Wednesday, October 24, 2012

What do chickens need in the winter?

This is my second winter having chickens in southern Michigan. Like most new chicken owners, I was very worried about keeping my chickens warm during the cold winters we have here every year. I read a lot of blogs that said heat is essential, and I read a lot of blogs that said I needed to do nothing even on the coldest of days. Still confused on the topic I decided to take each day one at a time and take cue from my chickens behavior.

My coop setup has a wide open hardware cloth run and two enclosed coop areas. On the coldest of days I assumed my chickens would be bedded deep in their enclosed coop, but time and time again I would go out there to find them huddled on a roost in the open air run. My conclusion: chickens do what chickens want to do. Give them an optional enclosed area to escape a winter blizzard, but most likely they will huddle out in the open air like many birds do all winter long.
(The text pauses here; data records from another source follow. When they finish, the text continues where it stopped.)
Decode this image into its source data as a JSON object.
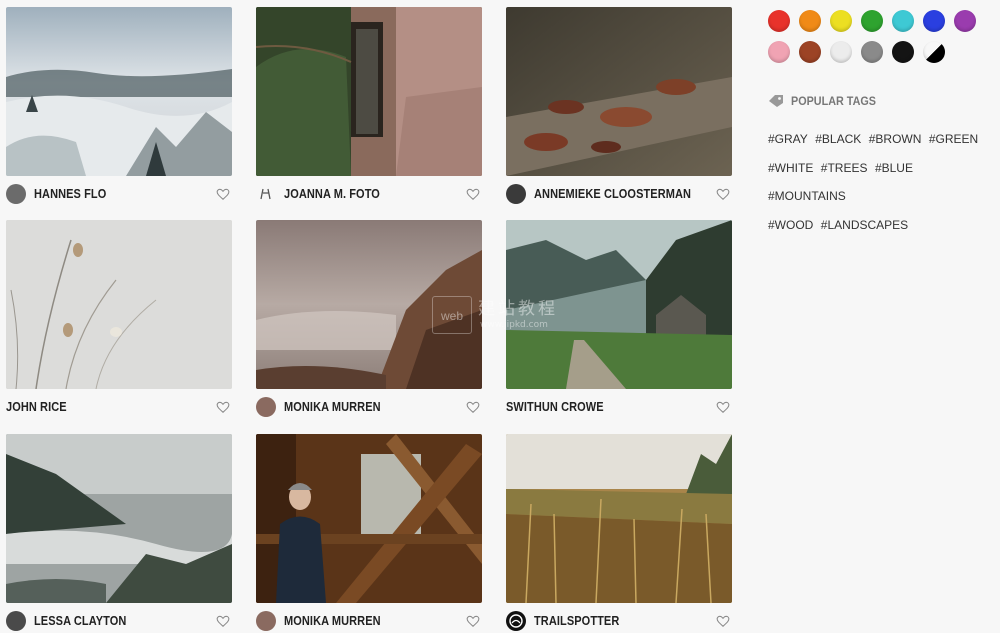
{
  "gallery": [
    {
      "author": "HANNES FLO",
      "avatar": "photo"
    },
    {
      "author": "JOANNA M. FOTO",
      "avatar": "logo"
    },
    {
      "author": "ANNEMIEKE CLOOSTERMAN",
      "avatar": "photo"
    },
    {
      "author": "JOHN RICE",
      "avatar": "none"
    },
    {
      "author": "MONIKA MURREN",
      "avatar": "photo"
    },
    {
      "author": "SWITHUN CROWE",
      "avatar": "none"
    },
    {
      "author": "LESSA CLAYTON",
      "avatar": "photo"
    },
    {
      "author": "MONIKA MURREN",
      "avatar": "photo"
    },
    {
      "author": "TRAILSPOTTER",
      "avatar": "logo"
    }
  ],
  "sidebar": {
    "colors": [
      {
        "name": "red",
        "hex": "#e8322b"
      },
      {
        "name": "orange",
        "hex": "#f08a17"
      },
      {
        "name": "yellow",
        "hex": "#ecdf22"
      },
      {
        "name": "green",
        "hex": "#2ea32f"
      },
      {
        "name": "cyan",
        "hex": "#3ec9d4"
      },
      {
        "name": "blue",
        "hex": "#2a3fe0"
      },
      {
        "name": "purple",
        "hex": "#9a3cae"
      },
      {
        "name": "pink",
        "hex": "#f0a3b3"
      },
      {
        "name": "brown",
        "hex": "#9c4325"
      },
      {
        "name": "white",
        "hex": "#ececec"
      },
      {
        "name": "gray",
        "hex": "#8a8a8a"
      },
      {
        "name": "black",
        "hex": "#141414"
      },
      {
        "name": "black-white",
        "hex": "#000000"
      }
    ],
    "tags_heading": "POPULAR TAGS",
    "tags": [
      "#GRAY",
      "#BLACK",
      "#BROWN",
      "#GREEN",
      "#WHITE",
      "#TREES",
      "#BLUE",
      "#MOUNTAINS",
      "#WOOD",
      "#LANDSCAPES"
    ]
  },
  "watermark": {
    "box": "web",
    "title": "建站教程",
    "url": "www.jipkd.com"
  }
}
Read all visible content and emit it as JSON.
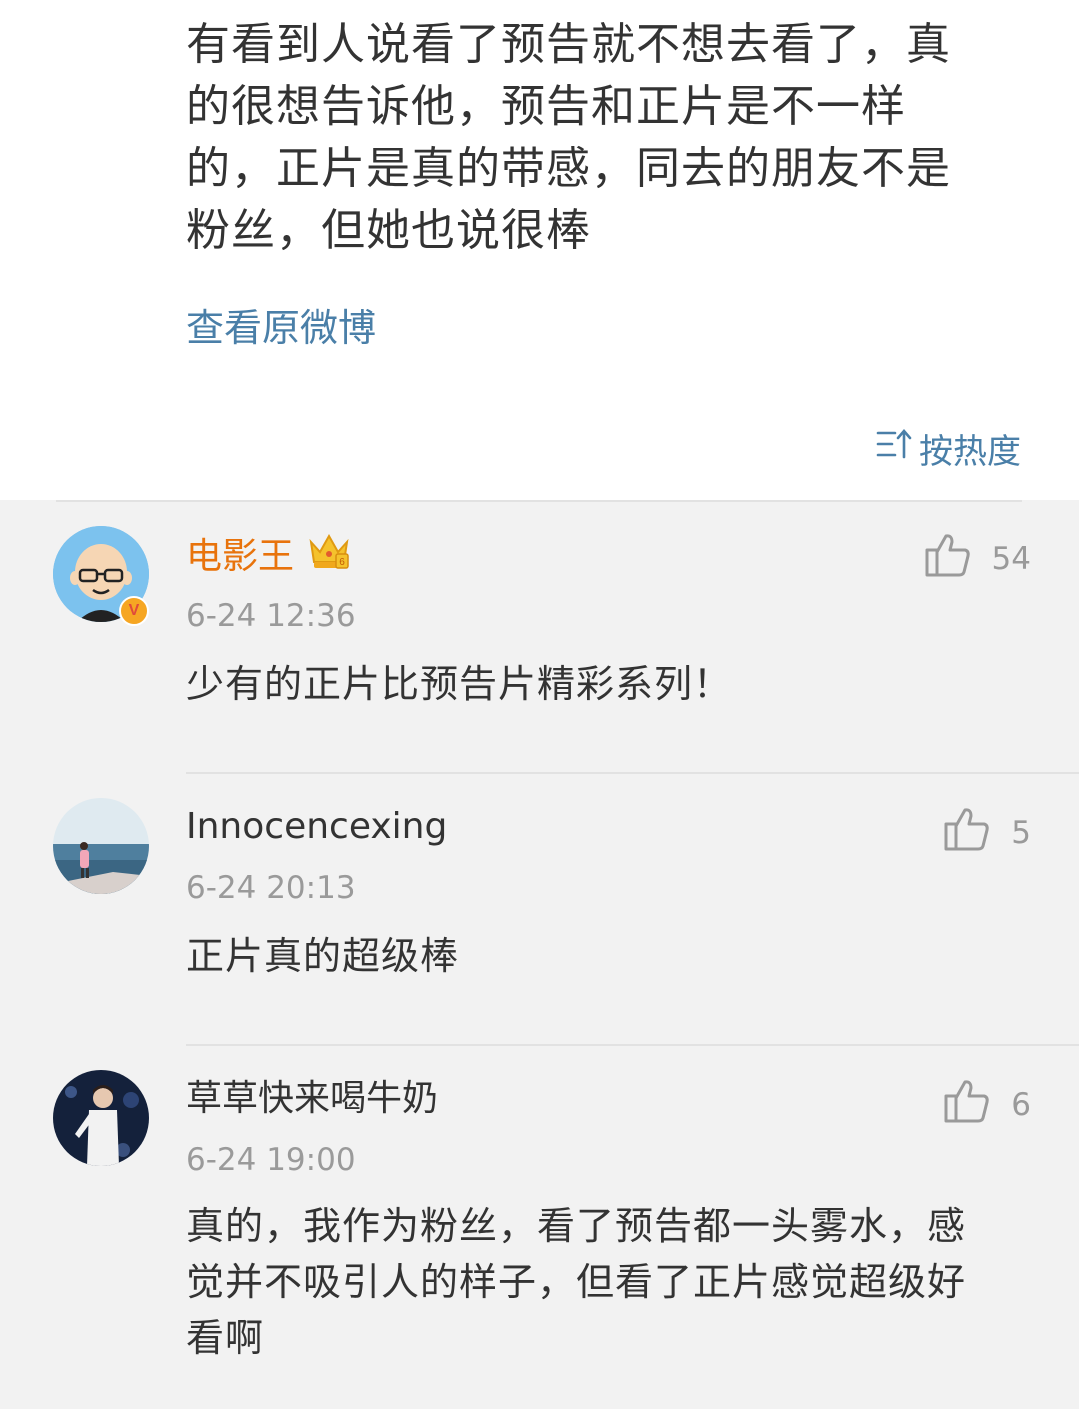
{
  "post": {
    "text_lines": [
      "有看到人说看了预告就不想去看了，真",
      "的很想告诉他，预告和正片是不一样",
      "的，正片是真的带感，同去的朋友不是",
      "粉丝，但她也说很棒"
    ],
    "view_original": "查看原微博"
  },
  "sort": {
    "label": "按热度",
    "icon": "sort-icon"
  },
  "colors": {
    "link": "#4a7fa8",
    "vip_name": "#e8730c",
    "muted": "#9a9a9a"
  },
  "comments": [
    {
      "name": "电影王",
      "time": "6-24 12:36",
      "likes": "54",
      "text_lines": [
        "少有的正片比预告片精彩系列！"
      ],
      "avatar": "cartoon-bald-man-avatar",
      "badge": "crown-vip-icon",
      "verified": "verified-v-badge"
    },
    {
      "name": "Innocencexing",
      "time": "6-24 20:13",
      "likes": "5",
      "text_lines": [
        "正片真的超级棒"
      ],
      "avatar": "seaside-photo-avatar"
    },
    {
      "name": "草草快来喝牛奶",
      "time": "6-24 19:00",
      "likes": "6",
      "text_lines": [
        "真的，我作为粉丝，看了预告都一头雾水，感",
        "觉并不吸引人的样子，但看了正片感觉超级好",
        "看啊"
      ],
      "avatar": "stage-performer-avatar"
    }
  ]
}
Here is my checklist for getting the chicken coop ready for the cold days that are settling upon us:

'Draft proof' the coop

The window, roof, and one wall of my coop setup is just hardware cloth. This is excellent for keeping chickens cool and ventilated in the hot summer days, but too drafty for cold winter ones. Before the real cold days hit I attach some plexiglass to the window, tack on some plywood to the hardware cloth wall, and slide another piece of plywood over the roof. I leave about 2 inches on each side of the roof open for ventilation. I also leave the small hardware cloth windows right below the roofline open for ventilation in the pallet coop. The difference I learned between a draft and ventilation is the number of openings you have in the coop and how they are related to each. Example of a draft would be an open window opposite an opening in the roof - this senario allows air to cross the entire coop creating a breeze. Ventilation would be just an open window near the top of the coop, or a small opening in the roof - this allows ammonia and stale air to escape, but will not create a cross breeze.

Click image to enlarge

Make a water plan

Last winter I made a mistake that cost my rooster half of his comb; I forgot to give my chickens water for a day and a half. I don't exactly know what the relationship is between fresh water and keeping warm when it comes to chickens, but that was the only day my rooster's comb was frostbitten, and it was not the coldest day of the winter by far. During warm months I fill two water containers for the coop and that will last the chickens 3 or 4 days if I forget to refill them in between.  In the winter the water can freeze within an hour of placing it in the coop. The heated water containers seem overpriced so I bought 4 regular plastic ones and just switch them out in the morning and night when the temperatures are freezing. Make a plan early on, something that works with your schedule. A heated water base is probably worth the investment and I may break down and buy one this month to prepare for the cold ahead.

Deep litter clean out

I use the deep litter method and only clean the coops out once a year, usually in late fall. Deep litter allows you to build up the litter in your coop without actually deep cleaning it. It is a method of turning the droppings under and allowing natural decomposition. Good ventilation is necessary using this method, it keeps the bedding dry and allows any ammonia to escape. In the fall I like to take all of the litter out and put it in my garden beds. This is great for the garden and ensures a deep fresh layer of pine shavings for my chickens. I don't get out to check on the chickens as much when the days get dark in Michigan, starting fresh bedding at this time makes me feel less guilty for some reason when I don't get out to check on them every day.

Shovel a path

Ok, this is optional but my chickens appreciated it. When snow finally falls I like to shovel a small path outside of their coop so they have a little room to roam. My chickens tolerated light snow, but wanted nothing to do with the deep stuff. They clucked their appreciation when they were still able to find bits of frozen grass along the shoveled path.